An hour later at the hearing, Abliz and his family sat at a long table across from four Neighbourhood Committee staff members. Four representatives from the local procuratorate (检察院), China’s equivalent to a public prosecutor, were present up on a stage. The hearing, termed ‘Two Announcements, One Lecture’ (两告知一宣讲), was intended to ‘inform students of how they participated in terrorist and extremist activities and lecture [them] about the party and government’s policy of lenient treatment according to law.’

Abliz was informed that he would be sentenced to three years in prison for using a file-sharing app called Zapya (快牙) and a virtual private network (VPN) back in 2017. Abliz admitted to having used Zapya but said there was no evidence of him ever using a VPN.

‘He was dissatisfied with the verdict and disagrees,’ the memo says. However, ‘under the persuasion of his family members, he eventually signed the statement.’

In the next paragraph, the memo goes on to say, Abliz’s father and older brother were ‘emotionally stable’ on hearing the verdict, and ‘did not disclose to Abliz the fact that his mother had been detained for re-education (收教)’.
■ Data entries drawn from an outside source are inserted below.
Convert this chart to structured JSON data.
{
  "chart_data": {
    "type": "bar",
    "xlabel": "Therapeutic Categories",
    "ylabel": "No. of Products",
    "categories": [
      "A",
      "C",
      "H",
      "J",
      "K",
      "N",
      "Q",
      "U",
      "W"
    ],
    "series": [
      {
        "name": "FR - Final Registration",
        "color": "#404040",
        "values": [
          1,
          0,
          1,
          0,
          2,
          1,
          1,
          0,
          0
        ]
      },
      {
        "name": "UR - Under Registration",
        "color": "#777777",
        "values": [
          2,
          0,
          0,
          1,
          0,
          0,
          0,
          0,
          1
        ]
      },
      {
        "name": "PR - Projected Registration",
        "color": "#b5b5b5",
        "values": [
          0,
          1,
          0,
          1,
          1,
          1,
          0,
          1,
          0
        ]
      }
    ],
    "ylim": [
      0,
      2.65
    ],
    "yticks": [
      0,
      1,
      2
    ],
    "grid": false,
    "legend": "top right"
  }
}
‘No other abnormalities were found,’ the memo concluded.



By the time Abliz had his sentence hearing, he had been detained for at least eight months. During that time, leaked police records show that his family members were closely monitored, their daily activities chronicled in a series of reports filed under the heading ‘Situation regarding persons who are detained or going through re-education’ (被收押、教育转化人员情况).

Within a single week in February 2018, a Neighbourhood Committee staff member surnamed Yang and at least three other cadres made six recorded visits to the Abliz family, according to police reports.



The two “Visit the People, Benefit the People, Bring Together the Hearts of the People” officials that visited Abliz’s family on 9 February 2018 found them at home watching television and chatting. One official asked about Abliz’s brother’s health, showing warmth as the manual instructed. His mother and sister did not go out that day. ‘Thoughts are stable and everything is normal,’ the cadres reported.

On 4 January 2019, days before Abliz’s 20th birthday and three months after his sentencing hearing, a re-education camp official phoned the Neighbourhood Committee to say that Abliz’s hand had been injured again. It was injured from a fall earlier and ‘relapsed’, the report says. The neighbourhood official told Abliz’s father about the injury and observed that, upon hearing the news: ‘His father was emotionally stable; his tone of voice was normal; there was no abnormal behaviour.’